Cette captation n’a pas manqué d’être soulignée par la sphère viticole, très opposée au Dry January. Le président de « Vin et société » commente ainsi, finement, la récupération de Coca-Cola, à travers cette analyse : « Ce mois-ci plusieurs associations financées par l’état Français demandent aux Français de ne pas consommer de vin. Raccourcis : des fonds publics sont indirectement utilisés pour faire la promo de #Coca-Cola. Affligeant ». Qu’on rassure Monsieur Forgeau : à aucun moment les acteurs du Dry January n’ont souhaité ou même réalisé une quelconque promotion de Coca-Cola et de ses avatars, sucrés ou non… les seuls qui s’y sont associés, Monsieur Forgeau, ce sont vos collègues viticulteurs bordelais (société Châteaux en Bordeaux) en lançant leur vin rouge au coca-cola !

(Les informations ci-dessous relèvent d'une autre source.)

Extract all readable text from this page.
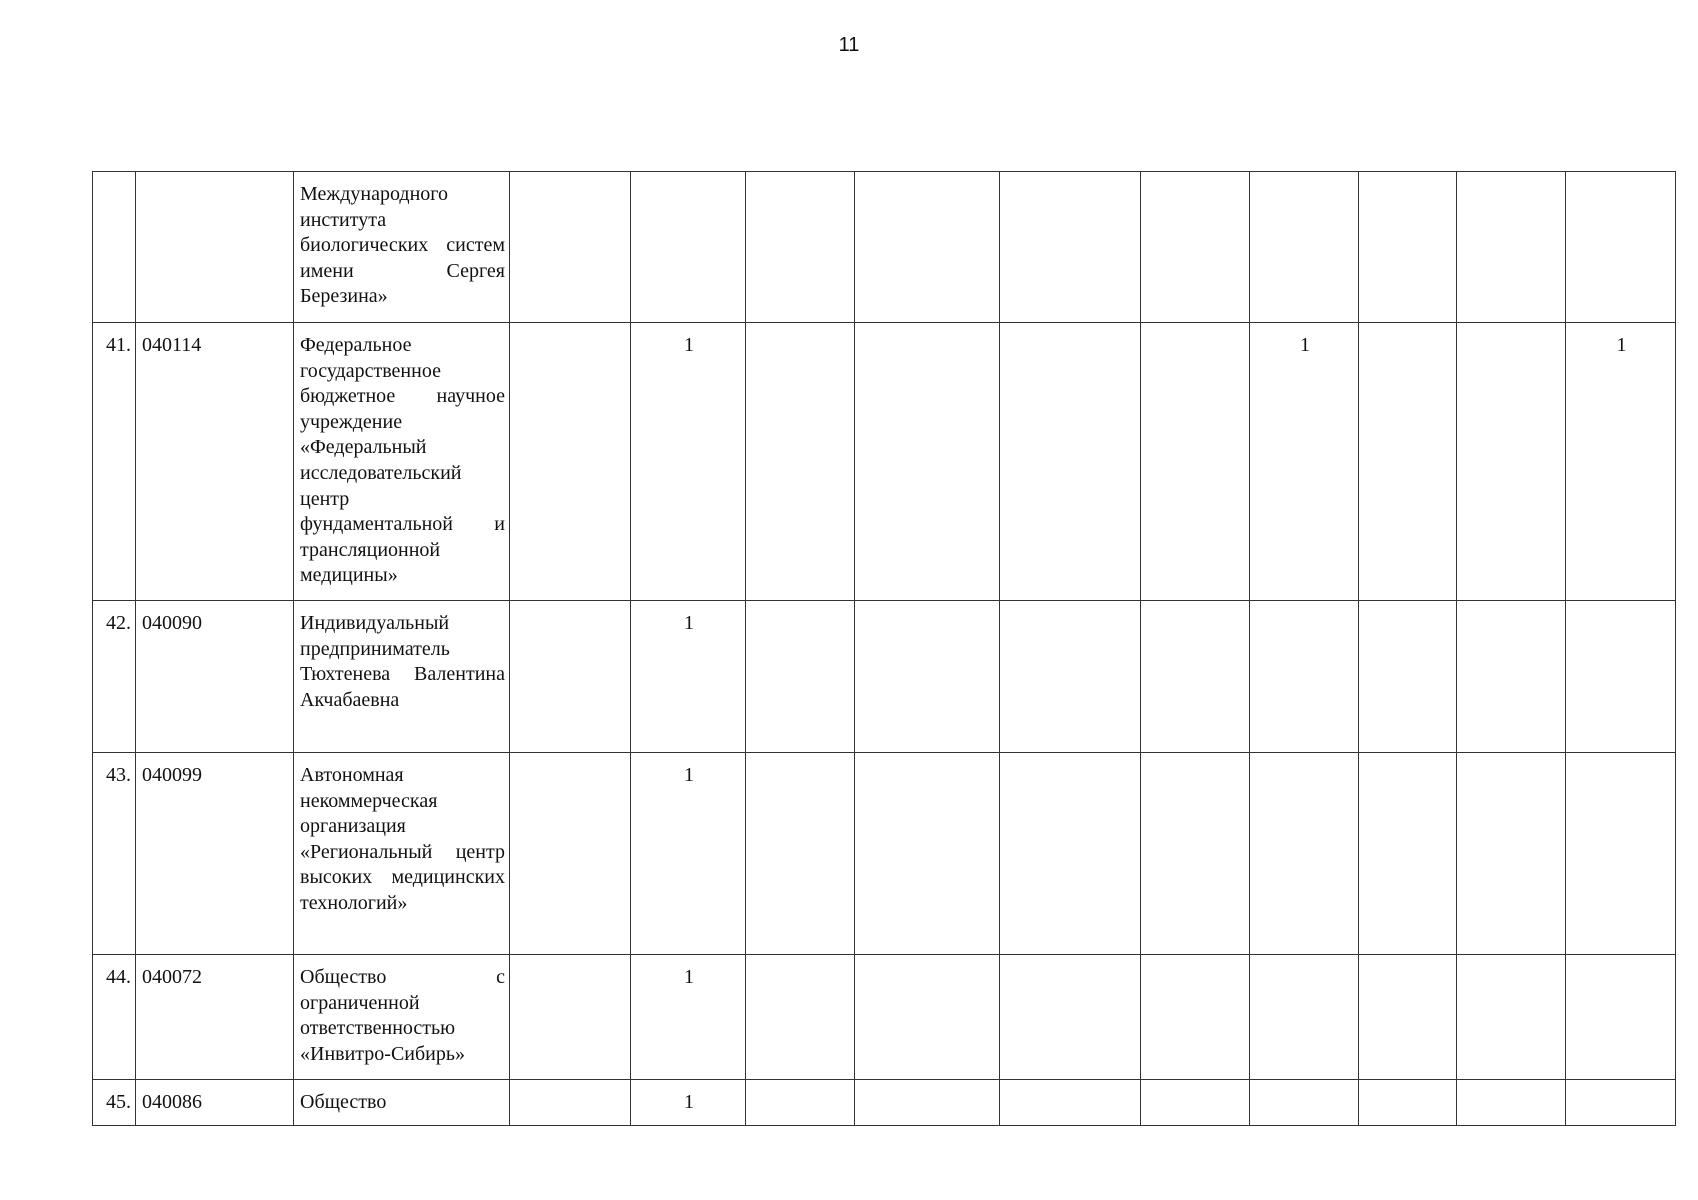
11
		Международного института биологических систем имени Сергея Березина»										
41.	040114	Федеральное государственное бюджетное научное учреждение «Федеральный исследовательский центр фундаментальной и трансляционной медицины»		1					1			1
42.	040090	Индивидуальный предприниматель Тюхтенева Валентина Акчабаевна		1								
43.	040099	Автономная некоммерческая организация «Региональный центр высоких медицинских технологий»		1								
44.	040072	Общество с ограниченной ответственностью «Инвитро-Сибирь»		1								
45.	040086	Общество		1								
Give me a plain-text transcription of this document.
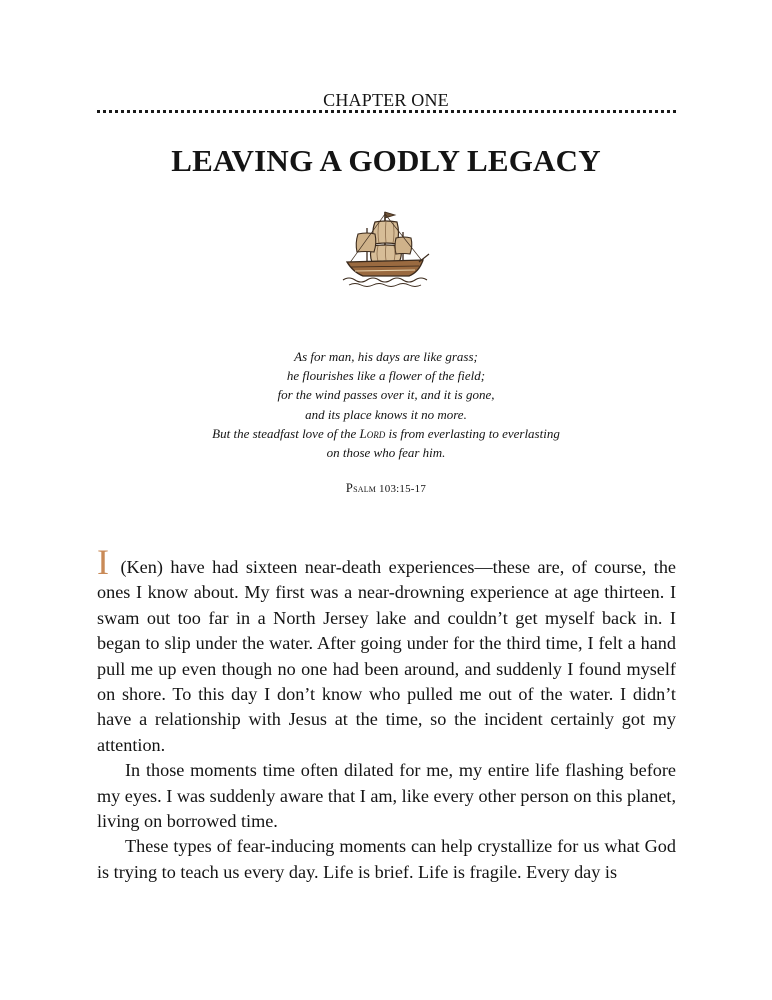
CHAPTER ONE
LEAVING A GODLY LEGACY
As for man, his days are like grass;
he flourishes like a flower of the field;
for the wind passes over it, and it is gone,
and its place knows it no more.
But the steadfast love of the Lord is from everlasting to everlasting
on those who fear him.
Psalm 103:15-17

I (Ken) have had sixteen near-death experiences—these are, of course, the ones I know about. My first was a near-drowning experience at age thirteen. I swam out too far in a North Jersey lake and couldn’t get myself back in. I began to slip under the water. After going under for the third time, I felt a hand pull me up even though no one had been around, and suddenly I found myself on shore. To this day I don’t know who pulled me out of the water. I didn’t have a relationship with Jesus at the time, so the incident certainly got my attention.

In those moments time often dilated for me, my entire life flashing before my eyes. I was suddenly aware that I am, like every other person on this planet, living on borrowed time.

These types of fear-inducing moments can help crystallize for us what God is trying to teach us every day. Life is brief. Life is fragile. Every day is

Le pragmatisme des alcooliers, comme Heineken, qui souhaitent se rapprocher de cette opération traduit un phénomène de fond (de bouteille). Les tendances évoluent, et certains consommateurs semblent être davantage dans la mesure, la prudence, voire l’évitement des produits alcoolisés. Les chiffres le montrent : les ventes de bières ont vu une hausse de 32% de leur chiffre d’affaire sur les 12 derniers mois. Pour ne pas perdre le lien avec eux, les fabricants inventeront et valoriseront leurs produits sans alcool. Dans le souci de proposer un produit qui plaise à ceux qui tentent le « sans alcool », les industriels sont de plus en plus attentifs à ce que celui-ci soit gustativement similaire au produit originel. Cela est possible pour certains industriels qui utilisent des procédés couteux. De plus en plus de bières sont ainsi vantées comme étant « très proches » de celles qu’elles veulent imiter (ou remplacer ?). L’offre devient ainsi multiforme et ne se limite plus aux bières aromatisée et pils « basiques », mais explore aussi les bières d’abbaye (Leffe et Affligem).

 « Que boire quand on ne veut pas boire » : cette question, industriels du sucre (comme Coca) ou de l’alcool (comme Heineken) se la posent pour proposer des alternatives à ces nouveaux consommateurs… en y répondant par du sans sucre et du sans alcool… Cela tient à une capacité d’adaptation remarquable et à un culot qui l’est tout autant ! En proposant leurs alternatives, ils deviennent ainsi les sauveurs d’une soirée finalement réussie.